La controffensiva ucraina funziona, il segretario della Nato Jens Stoltenberg telefona a Volodomyr Zelensky e lo loda per gli «impressionanti progressi». E in Russia crescono le voci del dissenso interno a Vladimir Putin, mentre Mosca è costretta a ricordare agli Stati Uniti che l'invio di armi a Kiev «aumenta il pericolo di uno scontro militare diretto».
Il presidente russo ha firmato i decreti di annessione delle 4 regioni ucraine soggiogate con elezioni-farsa e fucili, promesso che «saranno russe per sempre», che «la situazione in quelle aree si stabilizzerà» dopo i referendum «perfettamente trasparenti, convincenti e oggettivi». Ma è costretto ad aggiustare il tiro su alcune questioni scottanti: i problemi militari da una parte e l'avversità dell'opinione pubblica russa alla mobilitazione militare dall'altra.
Per fronteggiare le difficoltà sul campo, Zar Vladimir ha promosso ieri il capo della Repubblica cecena, lo spietato e folle Ramzan Kadyrov, al grado di colonnello generale dell'esercito russo. Lo ha fatto dopo i successi dell'esercito ucraino a nord-est e sud, che hanno spinto Zelensky ad annunciare che «la liberazione della regione di Lugansk è iniziata» e ad invitare i vertici militari ad andare avanti per liberare altri territori. A Mosca servono, dunque, più falchi nei posti di comando. Quei territori «saranno ripresi», ha garantito il portavoce del Cremlino, Dmitry Peskov, mentre l'esercito russo colpiva a sud di Kiev con droni di fabbricazione iraniana. Putin intanto ha emanato un decreto che inserisce formalmente Zaporizhzhia nella lista degli asset federali della Russia. La centrale nucleare ucraina è di proprietà della Federazione. E la preoccupazione cresce, tanto che la Ue consegna a Kiev 5 milioni di compresse di ioduro di potassio, come misura preventiva per proteggere dalle radiazioni chi vive vicino alle centrali nucleari del Paese.
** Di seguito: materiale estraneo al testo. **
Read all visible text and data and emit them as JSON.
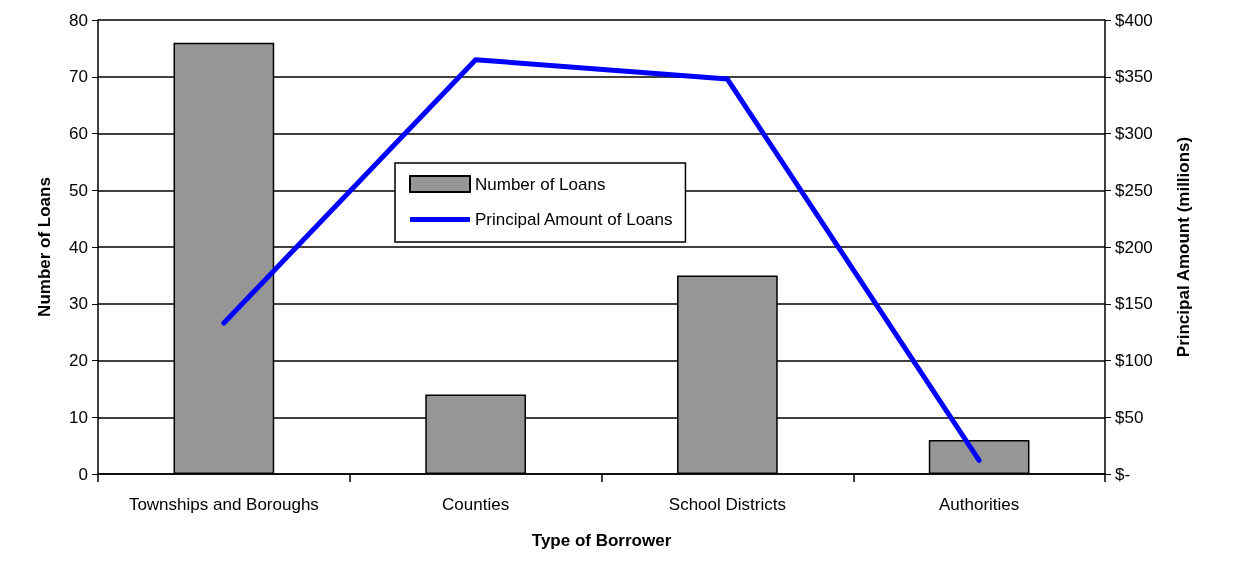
{
  "chart_data": {
    "type": "bar",
    "xlabel": "Type of Borrower",
    "ylabel": "Number of Loans",
    "y2label": "Principal Amount (millions)",
    "categories": [
      "Townships and Boroughs",
      "Counties",
      "School Districts",
      "Authorities"
    ],
    "series": [
      {
        "name": "Number of Loans",
        "color": "#969696",
        "values": [
          76,
          14,
          35,
          6
        ]
      },
      {
        "name": "Principal Amount of Loans",
        "type": "line",
        "axis": "y2",
        "color": "#0000ff",
        "values": [
          133,
          365,
          348,
          12
        ]
      }
    ],
    "ylim": [
      0,
      80
    ],
    "yticks": [
      0,
      10,
      20,
      30,
      40,
      50,
      60,
      70,
      80
    ],
    "y2lim": [
      0,
      400
    ],
    "y2ticks": [
      {
        "value": 0,
        "label": "$-"
      },
      {
        "value": 50,
        "label": "$50"
      },
      {
        "value": 100,
        "label": "$100"
      },
      {
        "value": 150,
        "label": "$150"
      },
      {
        "value": 200,
        "label": "$200"
      },
      {
        "value": 250,
        "label": "$250"
      },
      {
        "value": 300,
        "label": "$300"
      },
      {
        "value": 350,
        "label": "$350"
      },
      {
        "value": 400,
        "label": "$400"
      }
    ],
    "grid": "y",
    "legend": "center",
    "marker": "none",
    "line_style": "solid"
  }
}
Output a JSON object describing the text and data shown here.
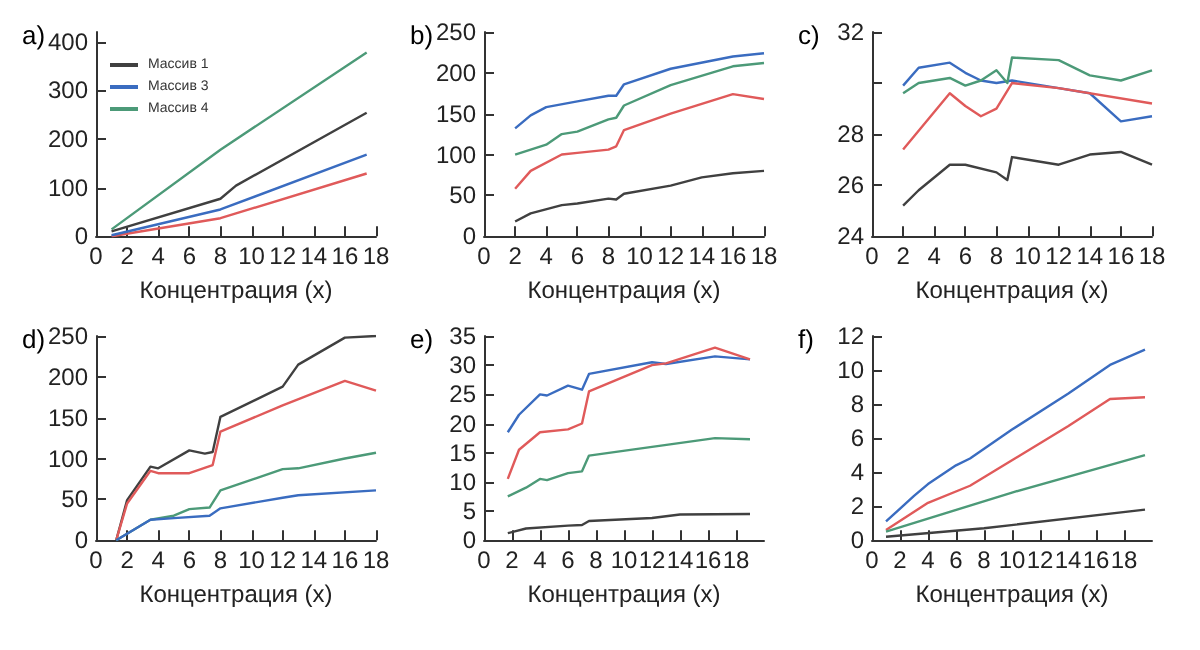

Sono mosse per mostrare i muscoli, quelle di Mosca, oltre che per assicurarsi il controllo del più grande colosso nucleare d'Europa. E si consumano in un momento particolarmente complesso per il leader russo. Per tenere a bada l'opinione pubblica, sempre più ostile ai suoi piani militari, ieri Putin è stato anche costretto ad annunciare «correzioni» al decreto sulla mobilitazione parziale dei riservisti e promesso che escluderà dalla chiamata al fronte i neolaureati e gli studenti delle università private accreditate. Una retromarcia che «grazia» alcune categorie per non inimicarsele. Un bagno di realpolitik adesso che i malumori del Paese cominciano a trapelare e cresce la fronda interna dei falchi.
Il velo della propaganda di regime è stato squarciato ieri anche da Andrei Kartapolov, capo della Commissione Difesa della Duma ed ex comandante militare, che ha esortato i vertici dell'esercito di Mosca a «smetterla di mentire» sulle sconfitte in Ucraina. Il portavoce del ministero della Difesa russo Igor Konashenkov sostiene che l'esercito russo «sta tenendo le posizioni» nel settore tra Andriivka, nel Donetsk, e Kryvyj Rig, nella regione di Dnipro. Ma il deputato Kartapolov attacca: «Le persone lo sanno. La nostra gente non è stupida - dice al Moscow Times - La gente vede che non vogliamo dire loro nemmeno una parte della verità. Questo può portare a una perdita di credibilità», è l'avvertimento.
Per un avviso diretto ai vertici militaru, ce n'è un altro che il Cremlino recapita a Joe Biden. Mosca annuncia lo stato di massima allerta terroristica in Crimea, annessa arbitrariamente dalla Russia nel 2014. È il suo avviso agli Stati Uniti, recapitato da Peskov: «Le dichiarazioni del Pentagono sul possibile uso dei missili Himars da parte di Kiev, contro obiettivi in Crimea, confermano il coinvolgimento diretto degli Stati Uniti nel conflitto, creando una situazione molto pericolosa».
E pure l'ambasciatore russo negli Stati Uniti, Anatoly Antonov, lancia il suo avvertimento a proposito del nuovo sostegno militare in arrivo da Washington a Kiev (un pacchetto di altri 625 milioni di dollari, che comprende anche gli efficaci missili Himars): «Aumenta il pericolo di uno scontro militare diretto» tra Russia e Occidente.